A decisão teve como base a Lei de Improbidade Administrativa e normas do Conselho Nacional de Justiça (CNJ). O acórdão destacou que, quando a ação é rejeitada, não há fundamento legal para exigir valores das partes demandadas.
O caso teve origem em uma ação civil pública proposta pelo Ministério Público Estadual contra diversos réus, entre eles o ex-prefeito de Barra do Garças Roberto Ângelo de Farias. A demanda apurava supostos atos de improbidade relacionados à doação de um imóvel público.

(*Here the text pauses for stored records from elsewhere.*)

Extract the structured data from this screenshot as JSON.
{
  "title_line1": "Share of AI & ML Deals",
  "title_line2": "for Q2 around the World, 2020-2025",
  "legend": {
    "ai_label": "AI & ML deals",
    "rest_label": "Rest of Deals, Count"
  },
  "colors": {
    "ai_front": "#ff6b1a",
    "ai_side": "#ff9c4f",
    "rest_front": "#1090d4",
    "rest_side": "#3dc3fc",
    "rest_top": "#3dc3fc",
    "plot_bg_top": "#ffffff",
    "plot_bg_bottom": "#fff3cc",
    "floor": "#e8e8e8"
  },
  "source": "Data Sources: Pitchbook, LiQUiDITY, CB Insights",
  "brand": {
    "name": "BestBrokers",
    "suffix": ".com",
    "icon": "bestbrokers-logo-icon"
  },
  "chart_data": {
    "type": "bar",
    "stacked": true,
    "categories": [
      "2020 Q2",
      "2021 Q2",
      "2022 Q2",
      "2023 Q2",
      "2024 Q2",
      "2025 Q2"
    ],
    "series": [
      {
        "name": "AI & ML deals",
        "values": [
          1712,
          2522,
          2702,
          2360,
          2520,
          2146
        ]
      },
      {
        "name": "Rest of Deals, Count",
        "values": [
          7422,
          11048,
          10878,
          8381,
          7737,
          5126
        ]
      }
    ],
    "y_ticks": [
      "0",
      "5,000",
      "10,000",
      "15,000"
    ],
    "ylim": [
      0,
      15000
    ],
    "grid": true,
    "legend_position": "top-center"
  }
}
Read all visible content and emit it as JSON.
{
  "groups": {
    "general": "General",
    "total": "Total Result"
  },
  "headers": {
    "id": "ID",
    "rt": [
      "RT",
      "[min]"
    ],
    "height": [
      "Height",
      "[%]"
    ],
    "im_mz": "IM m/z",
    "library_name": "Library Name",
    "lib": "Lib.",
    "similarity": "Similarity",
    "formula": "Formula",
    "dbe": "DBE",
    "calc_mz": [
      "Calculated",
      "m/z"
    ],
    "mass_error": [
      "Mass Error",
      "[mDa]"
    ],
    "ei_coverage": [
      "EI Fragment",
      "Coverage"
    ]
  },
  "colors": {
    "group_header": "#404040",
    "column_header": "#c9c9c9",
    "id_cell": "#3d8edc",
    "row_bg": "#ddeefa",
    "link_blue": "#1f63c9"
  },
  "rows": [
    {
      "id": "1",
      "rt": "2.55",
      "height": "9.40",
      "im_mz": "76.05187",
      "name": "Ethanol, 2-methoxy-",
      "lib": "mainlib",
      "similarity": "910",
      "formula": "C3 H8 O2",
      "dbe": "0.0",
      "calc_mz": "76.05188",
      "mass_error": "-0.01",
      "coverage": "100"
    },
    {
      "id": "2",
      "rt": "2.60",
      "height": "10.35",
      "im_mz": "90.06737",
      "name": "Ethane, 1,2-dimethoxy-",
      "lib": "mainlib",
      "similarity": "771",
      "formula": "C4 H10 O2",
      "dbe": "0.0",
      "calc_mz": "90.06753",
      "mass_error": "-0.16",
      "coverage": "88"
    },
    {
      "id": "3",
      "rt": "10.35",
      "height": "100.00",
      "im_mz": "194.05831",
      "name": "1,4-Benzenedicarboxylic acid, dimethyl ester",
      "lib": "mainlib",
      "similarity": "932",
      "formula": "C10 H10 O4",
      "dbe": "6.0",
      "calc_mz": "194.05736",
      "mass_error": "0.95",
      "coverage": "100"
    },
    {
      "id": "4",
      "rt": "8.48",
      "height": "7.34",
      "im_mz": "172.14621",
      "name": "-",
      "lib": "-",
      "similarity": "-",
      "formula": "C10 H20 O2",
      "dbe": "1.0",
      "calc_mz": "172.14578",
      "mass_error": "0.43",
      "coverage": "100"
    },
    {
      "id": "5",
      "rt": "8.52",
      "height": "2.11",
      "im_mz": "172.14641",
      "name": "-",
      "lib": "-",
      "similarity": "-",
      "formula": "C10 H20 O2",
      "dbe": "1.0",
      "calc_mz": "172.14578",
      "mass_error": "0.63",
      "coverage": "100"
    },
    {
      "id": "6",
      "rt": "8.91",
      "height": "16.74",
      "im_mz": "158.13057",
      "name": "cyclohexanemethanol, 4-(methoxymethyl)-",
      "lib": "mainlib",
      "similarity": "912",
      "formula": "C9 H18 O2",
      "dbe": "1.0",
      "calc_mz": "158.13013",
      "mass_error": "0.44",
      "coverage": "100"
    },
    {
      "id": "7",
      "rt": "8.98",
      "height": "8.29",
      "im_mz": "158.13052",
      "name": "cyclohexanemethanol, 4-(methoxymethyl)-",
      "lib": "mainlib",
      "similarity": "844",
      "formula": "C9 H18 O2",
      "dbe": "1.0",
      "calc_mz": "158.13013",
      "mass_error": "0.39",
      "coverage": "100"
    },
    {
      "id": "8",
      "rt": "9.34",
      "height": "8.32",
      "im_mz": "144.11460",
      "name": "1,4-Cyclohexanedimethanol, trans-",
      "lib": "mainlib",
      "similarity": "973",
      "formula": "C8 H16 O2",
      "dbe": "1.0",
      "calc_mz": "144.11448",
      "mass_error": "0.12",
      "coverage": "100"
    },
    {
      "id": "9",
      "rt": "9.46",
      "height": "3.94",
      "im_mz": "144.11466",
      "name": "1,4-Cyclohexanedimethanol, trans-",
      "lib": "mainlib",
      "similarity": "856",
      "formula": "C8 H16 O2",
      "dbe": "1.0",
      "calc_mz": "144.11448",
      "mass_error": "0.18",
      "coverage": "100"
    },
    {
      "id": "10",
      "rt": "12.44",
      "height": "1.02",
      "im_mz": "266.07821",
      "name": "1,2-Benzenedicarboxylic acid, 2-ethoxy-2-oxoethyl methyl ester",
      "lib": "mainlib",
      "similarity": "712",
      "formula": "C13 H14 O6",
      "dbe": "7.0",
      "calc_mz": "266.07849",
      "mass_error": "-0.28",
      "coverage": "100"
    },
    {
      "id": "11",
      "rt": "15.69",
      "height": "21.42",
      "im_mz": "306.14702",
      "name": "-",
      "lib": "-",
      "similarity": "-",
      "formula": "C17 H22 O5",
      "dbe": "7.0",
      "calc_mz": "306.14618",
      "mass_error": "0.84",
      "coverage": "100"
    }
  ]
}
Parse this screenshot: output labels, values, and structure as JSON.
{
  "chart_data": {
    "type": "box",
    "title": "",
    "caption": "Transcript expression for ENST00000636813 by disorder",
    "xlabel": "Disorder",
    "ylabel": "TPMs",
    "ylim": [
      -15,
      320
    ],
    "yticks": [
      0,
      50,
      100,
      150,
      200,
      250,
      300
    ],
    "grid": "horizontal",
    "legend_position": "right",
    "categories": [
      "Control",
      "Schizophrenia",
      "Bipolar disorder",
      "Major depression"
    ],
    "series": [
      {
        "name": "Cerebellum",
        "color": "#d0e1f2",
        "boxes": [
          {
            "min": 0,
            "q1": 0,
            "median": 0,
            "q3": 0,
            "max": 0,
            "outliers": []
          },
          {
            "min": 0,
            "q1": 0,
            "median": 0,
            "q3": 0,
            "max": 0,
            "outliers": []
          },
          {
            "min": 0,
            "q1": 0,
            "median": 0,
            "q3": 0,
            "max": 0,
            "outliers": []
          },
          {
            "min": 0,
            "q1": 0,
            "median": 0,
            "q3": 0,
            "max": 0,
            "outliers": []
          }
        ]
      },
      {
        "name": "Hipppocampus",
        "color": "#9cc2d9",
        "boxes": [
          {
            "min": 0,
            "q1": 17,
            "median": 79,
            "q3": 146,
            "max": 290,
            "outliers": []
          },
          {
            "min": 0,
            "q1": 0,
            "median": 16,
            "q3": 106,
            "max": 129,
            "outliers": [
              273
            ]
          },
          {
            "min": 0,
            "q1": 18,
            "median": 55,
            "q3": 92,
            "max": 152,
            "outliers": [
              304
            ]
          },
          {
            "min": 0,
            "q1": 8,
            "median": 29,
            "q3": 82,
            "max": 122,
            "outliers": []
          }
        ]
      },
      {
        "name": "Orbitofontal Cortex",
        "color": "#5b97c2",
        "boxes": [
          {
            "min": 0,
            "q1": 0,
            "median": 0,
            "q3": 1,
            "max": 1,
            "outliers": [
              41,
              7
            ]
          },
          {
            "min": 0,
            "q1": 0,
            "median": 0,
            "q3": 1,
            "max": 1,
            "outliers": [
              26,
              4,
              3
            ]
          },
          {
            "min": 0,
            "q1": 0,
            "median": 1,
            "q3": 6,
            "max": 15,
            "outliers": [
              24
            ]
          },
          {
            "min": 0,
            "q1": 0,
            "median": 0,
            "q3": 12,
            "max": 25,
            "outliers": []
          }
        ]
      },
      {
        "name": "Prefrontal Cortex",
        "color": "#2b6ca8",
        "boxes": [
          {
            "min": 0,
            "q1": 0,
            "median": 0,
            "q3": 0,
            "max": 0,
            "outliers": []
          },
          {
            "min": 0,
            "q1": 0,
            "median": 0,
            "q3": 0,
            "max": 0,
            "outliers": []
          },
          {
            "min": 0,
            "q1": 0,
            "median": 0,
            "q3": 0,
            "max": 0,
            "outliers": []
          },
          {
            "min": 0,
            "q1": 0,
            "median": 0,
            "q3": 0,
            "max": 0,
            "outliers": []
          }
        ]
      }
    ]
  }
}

Durante o andamento do processo, os réus tiveram bens bloqueados. Depois, com a improcedência da ação reconhecida pelo TJMT, foi expedida ordem judicial para cancelar a constrição.
Apesar da decisão, o Cartório do 1º Ofício de Barra do Garças exigiu o pagamento antecipado de emolumentos para liberar os bens atingidos pela indisponibilidade. O cartório recorreu ao Tribunal, alegando ter direito à remuneração pelos custos do serviço de bloqueio judicial.
Relator do recurso, o desembargador Mário Roberto Kono de Oliveira reconheceu que, em regra, há cobrança de emolumentos para averbação e cancelamento de indisponibilidades. No entanto, afirmou que esse direito não é absoluto e pode ser afastado em situações de isenção legal ou por determinação judicial.
Kono citou a Lei de Improbidade Administrativa, que prevê regime especial para esse tipo de ação. Segundo ele, não há adiantamento de custas, emolumentos e outras despesas, que só poderiam ser cobradas ao final em caso de procedência da demanda.
Como a ação foi julgada improcedente, o relator entendeu que não existe base legal para cobrar os valores dos réus. Ele também destacou que os demandados não deram causa à tutela provisória nem à própria ação.
O desembargador reforçou ainda que o oficial de registro de imóveis, na condição de delegatário de serviço público, não pode condicionar o cumprimento de uma ordem judicial ao pagamento de emolumentos quando a própria decisão determina a dispensa.
Segundo o relator, caso o cartório entenda que tem direito à remuneração pelo serviço prestado, deverá buscar o pagamento por meio de ação própria. O entendimento foi acompanhado pelos demais integrantes da câmara julgadora.